Aqui também é importante listar um contra-argumento no mesmo sentido da nota: só teremos condições de saber se a norma será importante se ela for adotada. Como o assunto é relevante para a sociedade, por que não tentar? Os efeitos negativos da não adoção talvez sejam piores do que os efeitos negativos da adoção, e talvez fosse necessário discutir melhor essa comparação.

Sendo uma nota de entidades, e portanto também uma nota de posicionamento institucional, senti falta de evidências. Talvez seja um cacoete acadêmico, mas o texto me parece carregar muito efeito esperado e pouca demonstração. Há bons argumentos conceituais, especialmente sobre comparabilidade, simetria informacional e conexão com as demonstrações financeiras. Mas há pouca evidência sobre custos de implementação, grau de adesão esperada, demanda efetiva dos investidores e impacto da voluntariedade na qualidade da informação. Tudo bem que é um posicionamento de entidades, mas preocupa o fato de que parte relevante dos signatários está ligada à infraestrutura de preparação, asseguração ou uso profissional dessas informações. O texto provavelmente não passaria como um texto mais acadêmico — e talvez essa frase confirme o que escrevi no início do parágrafo: pode ser um cacoete meu. Não posso, no entanto, deixar de expressar que sinto falta de evidências.

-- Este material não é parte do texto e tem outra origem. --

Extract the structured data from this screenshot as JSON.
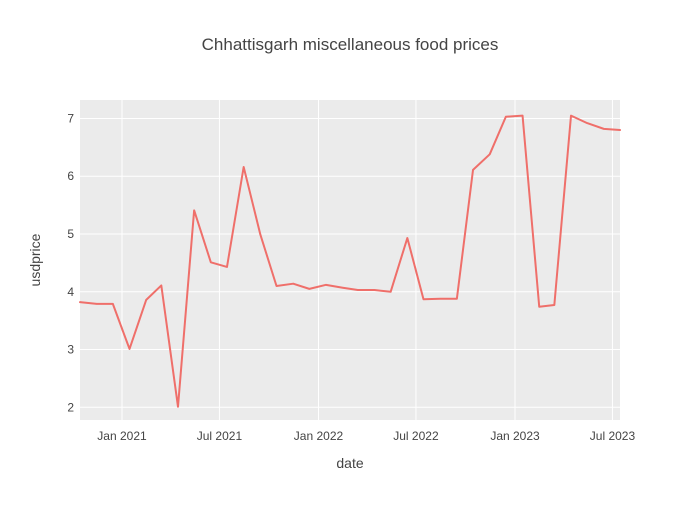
{
  "chart_data": {
    "type": "line",
    "title": "Chhattisgarh miscellaneous food prices",
    "xlabel": "date",
    "ylabel": "usdprice",
    "x_range": [
      "2020-10-15",
      "2023-07-15"
    ],
    "ylim": [
      1.78,
      7.32
    ],
    "y_ticks": [
      2,
      3,
      4,
      5,
      6,
      7
    ],
    "x_ticks": [
      {
        "date": "2021-01-01",
        "label": "Jan 2021"
      },
      {
        "date": "2021-07-01",
        "label": "Jul 2021"
      },
      {
        "date": "2022-01-01",
        "label": "Jan 2022"
      },
      {
        "date": "2022-07-01",
        "label": "Jul 2022"
      },
      {
        "date": "2023-01-01",
        "label": "Jan 2023"
      },
      {
        "date": "2023-07-01",
        "label": "Jul 2023"
      }
    ],
    "grid": true,
    "line_color": "#EF6F6A",
    "plot_background": "#EBEBEB",
    "series": [
      {
        "x": [
          "2020-10-15",
          "2020-11-15",
          "2020-12-15",
          "2021-01-15",
          "2021-02-15",
          "2021-03-15",
          "2021-04-15",
          "2021-05-15",
          "2021-06-15",
          "2021-07-15",
          "2021-08-15",
          "2021-09-15",
          "2021-10-15",
          "2021-11-15",
          "2021-12-15",
          "2022-01-15",
          "2022-02-15",
          "2022-03-15",
          "2022-04-15",
          "2022-05-15",
          "2022-06-15",
          "2022-07-15",
          "2022-08-15",
          "2022-09-15",
          "2022-10-15",
          "2022-11-15",
          "2022-12-15",
          "2023-01-15",
          "2023-02-15",
          "2023-03-15",
          "2023-04-15",
          "2023-05-15",
          "2023-06-15",
          "2023-07-15"
        ],
        "y": [
          3.82,
          3.79,
          3.79,
          3.01,
          3.86,
          4.11,
          2.01,
          5.41,
          4.51,
          4.43,
          6.16,
          4.99,
          4.1,
          4.14,
          4.05,
          4.12,
          4.07,
          4.03,
          4.03,
          4.0,
          4.93,
          3.87,
          3.88,
          3.88,
          6.11,
          6.38,
          7.03,
          7.05,
          3.74,
          3.77,
          7.05,
          6.92,
          6.82,
          6.8
        ]
      }
    ]
  }
}
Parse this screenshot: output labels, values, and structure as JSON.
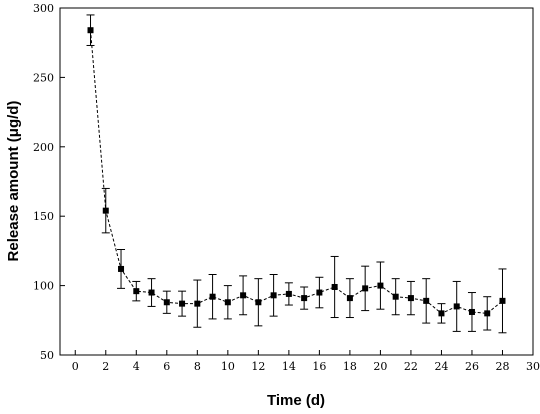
{
  "chart_data": {
    "type": "line",
    "title": "",
    "xlabel": "Time (d)",
    "ylabel": "Release amount (μg/d)",
    "xlim": [
      -1,
      30
    ],
    "ylim": [
      50,
      300
    ],
    "xticks": [
      0,
      2,
      4,
      6,
      8,
      10,
      12,
      14,
      16,
      18,
      20,
      22,
      24,
      26,
      28,
      30
    ],
    "yticks": [
      50,
      100,
      150,
      200,
      250,
      300
    ],
    "line_style": "dashed",
    "marker": "square",
    "grid": false,
    "legend": "none",
    "series": [
      {
        "x": [
          1,
          2,
          3,
          4,
          5,
          6,
          7,
          8,
          9,
          10,
          11,
          12,
          13,
          14,
          15,
          16,
          17,
          18,
          19,
          20,
          21,
          22,
          23,
          24,
          25,
          26,
          27,
          28
        ],
        "y": [
          284,
          154,
          112,
          96,
          95,
          88,
          87,
          87,
          92,
          88,
          93,
          88,
          93,
          94,
          91,
          95,
          99,
          91,
          98,
          100,
          92,
          91,
          89,
          80,
          85,
          81,
          80,
          89
        ],
        "err": [
          11,
          16,
          14,
          7,
          10,
          8,
          9,
          17,
          16,
          12,
          14,
          17,
          15,
          8,
          8,
          11,
          22,
          14,
          16,
          17,
          13,
          12,
          16,
          7,
          18,
          14,
          12,
          23
        ]
      }
    ]
  }
}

Citar empresas que já fizeram a adesão voluntária talvez não seja suficiente para reforçar o aspecto empírico. As empresas citadas não são empresas típicas e, muitas vezes, carregam seus próprios interesses em fazer a adesão voluntária. A Vale, uma das citadas, foi responsável por dois desastres ambientais e está sob escrutínio público há muitos anos. Se o documento tivesse feito uma rápida pesquisa com um número mais expressivo de empresas, perguntando quantas iriam divulgar mesmo com a norma sendo opcional, talvez tivesse mais força do que os argumentos apresentados.

Talvez a manifestação seja também uma tentativa de argumentar e colocar na mesa de negociação uma posição um pouco mais branda para a CVM: obrigatoriedade para um número menor de empresas, por exemplo, adiamento do início da norma, cronograma escalonado ou foco em alguns setores mais expostos a riscos climáticos e ambientais. 

Minha opinião é fruto de crenças pessoais.